About 30 black and yellow Ambassadors taxis — affectionately known as Amby cabs — are parked under towering peepal and neem trees.
The turbaned drivers, dressed in light blue, sprawl on charpoys inside makeshift hutments, waiting for passengers.
But days are tough.
Few passengers remember the black and blue Amby anymore. Or, the smiling driver who didn’t need to be told you were headed for the airport when you stepped out of home holding a VIP briefcase.
As the Capital speeds on the development highway, there are few who wish the future hadn’t arrived so soon. The taxi driver at Ashok Hotel is one of them.
“We have nowhere to go,” says Kulwant Singh, owner of a taxi stand here.
“Our business has fallen by almost 80 per cent in the past few years. We have about 33 Ambassador taxis here. The taxis that would do 10 trips in the old days does just one now.”
The number of black and yellow Ambassadors is fast declining. In 2001, there were about 10,000 of them. Only 4,000 remain today.
Who’s eating into their pie?
The swank and swift radio cabs.
Today, there are about 3, 000 radio taxis in the city — and on an average, one radio taxi does 10 trips every day.
Driven to despair
With their business touching an all-time low, the drivers of the Amby cabs — 80 per cent of them are from Punjab and inherited the profession from their fathers — are a desperate lot. Most want to return home.
Kulwant Singh, whose father set up a stand at hotel Ashok in 1956, has lost about a dozen drivers in the past one year alone. “I have more taxis than drivers. I want to quit the business, but there is nothing else I can do.”
His agony is shared by Harchand Singh, 60, who’s been a driver for the past 30 years. The last time he saw a passenger was two days ago.
“It is getting difficult to make ends meet. I make just Rs 100 a day,” he says.
As we talk to him, Sukhvinder Singh, 32, drives in.
The young driver is visibly tired, his eyes bleary from the sleepless night he spent in the waiting area of the Ashok hotel.
“I waited for a passenger at the hotel for 15 hours, but did not get a single call.
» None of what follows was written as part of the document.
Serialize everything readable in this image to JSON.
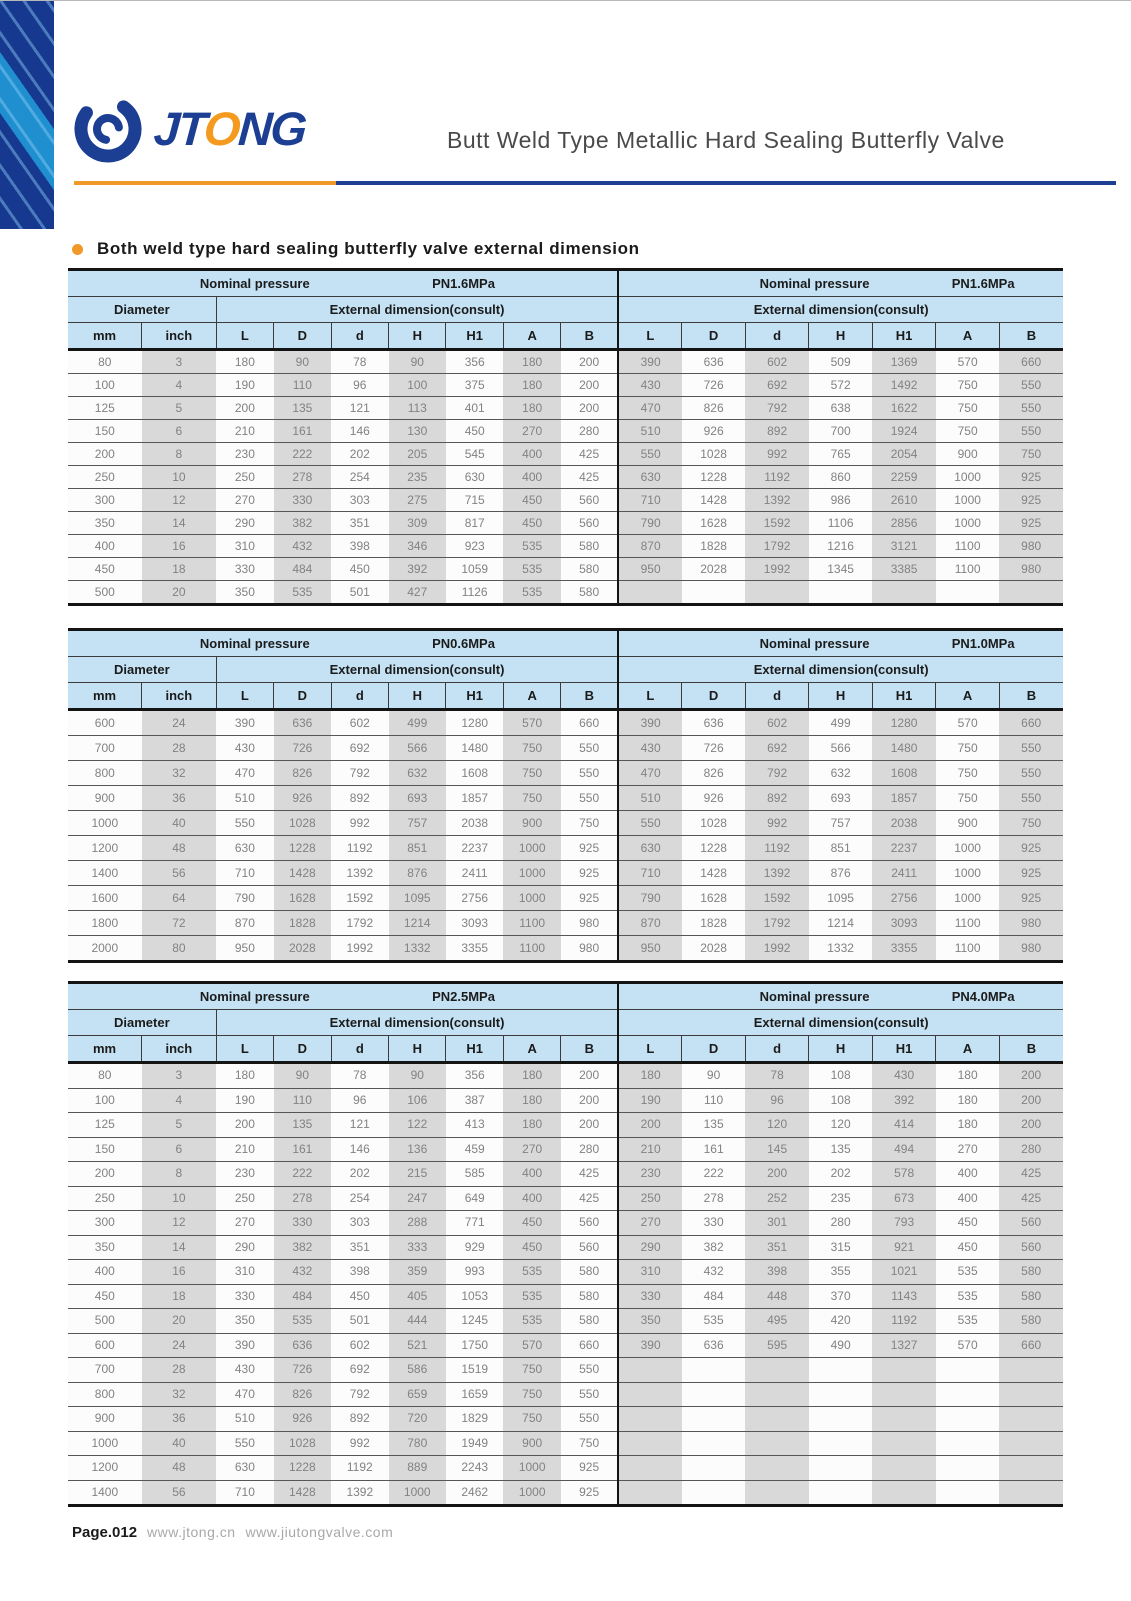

This has happened for the sixth time this month,” he says.
The mood is no different at another taxi stand at Janpath, which has about dozen such cars.
Surjeet Singh, the stand owner, and his drivers — most of whom have been in the profession for 30 years — spend time in ideal gossip.
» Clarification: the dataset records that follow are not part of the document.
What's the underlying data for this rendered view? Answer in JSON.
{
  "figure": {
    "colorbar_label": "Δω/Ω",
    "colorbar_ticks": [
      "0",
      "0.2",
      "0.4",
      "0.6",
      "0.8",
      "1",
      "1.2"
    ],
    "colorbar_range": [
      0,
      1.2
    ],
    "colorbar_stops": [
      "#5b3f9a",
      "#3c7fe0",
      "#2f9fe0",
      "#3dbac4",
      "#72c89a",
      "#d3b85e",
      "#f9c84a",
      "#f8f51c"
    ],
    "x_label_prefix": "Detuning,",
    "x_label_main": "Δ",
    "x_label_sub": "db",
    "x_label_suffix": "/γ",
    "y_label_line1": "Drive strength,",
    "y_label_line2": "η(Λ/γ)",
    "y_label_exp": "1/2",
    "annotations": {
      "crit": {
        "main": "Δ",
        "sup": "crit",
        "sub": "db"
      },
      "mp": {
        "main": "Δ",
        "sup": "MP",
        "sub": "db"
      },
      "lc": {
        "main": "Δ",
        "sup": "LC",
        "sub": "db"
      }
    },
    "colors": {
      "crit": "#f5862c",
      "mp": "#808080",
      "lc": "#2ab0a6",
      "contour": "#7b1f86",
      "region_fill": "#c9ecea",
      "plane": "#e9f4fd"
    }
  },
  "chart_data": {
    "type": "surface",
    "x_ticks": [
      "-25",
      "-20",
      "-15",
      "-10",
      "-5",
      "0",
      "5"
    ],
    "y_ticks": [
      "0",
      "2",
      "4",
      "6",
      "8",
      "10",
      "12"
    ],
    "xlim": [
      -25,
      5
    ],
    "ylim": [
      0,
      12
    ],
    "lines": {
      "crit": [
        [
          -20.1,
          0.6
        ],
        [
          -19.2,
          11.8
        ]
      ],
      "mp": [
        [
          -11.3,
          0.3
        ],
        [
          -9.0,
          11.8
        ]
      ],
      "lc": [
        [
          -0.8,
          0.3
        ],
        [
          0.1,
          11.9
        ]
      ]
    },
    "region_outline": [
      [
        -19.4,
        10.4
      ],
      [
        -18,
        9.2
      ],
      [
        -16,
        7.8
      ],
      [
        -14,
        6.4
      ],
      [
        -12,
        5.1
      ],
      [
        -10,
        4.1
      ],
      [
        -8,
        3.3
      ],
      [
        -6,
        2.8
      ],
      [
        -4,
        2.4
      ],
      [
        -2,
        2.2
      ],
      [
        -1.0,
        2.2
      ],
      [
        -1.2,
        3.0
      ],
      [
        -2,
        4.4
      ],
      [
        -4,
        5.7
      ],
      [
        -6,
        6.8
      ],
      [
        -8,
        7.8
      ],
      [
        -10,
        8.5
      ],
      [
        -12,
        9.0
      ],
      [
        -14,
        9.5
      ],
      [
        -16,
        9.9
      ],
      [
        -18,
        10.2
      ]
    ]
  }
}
“Our taxi stand is a desolate place. Most taxis hardly get to do more than a trip a day,” he says.
The collector’s item
Amrik Singh, a taxi driver at a Raisina Road stand says the little business he gets today mainly comes from old- timers and foreigners, who still love to travel in the Amby.
“I have about 20 elderly customers who keep me going. Then there are foreigners for whom travelling in the black and yellow cab is an exotic experience,” he says.
But Kuldeep Singh, 80 , president, Delhi Taxi Men’s Union, believes it is the declining standards of the Amby drivers that has let them down.
Interestingly, Satish Sundra, who owns Ram Chander and Sons the city’s oldest toyshop at Connaught Place, says the black and yellow Ambassador has already become a collector’s item.
“I sell about 100 models of black and yellow taxis taxis every month,” he says. Perhaps the most telling sign that the black and yellow taxi is fast rolling into history.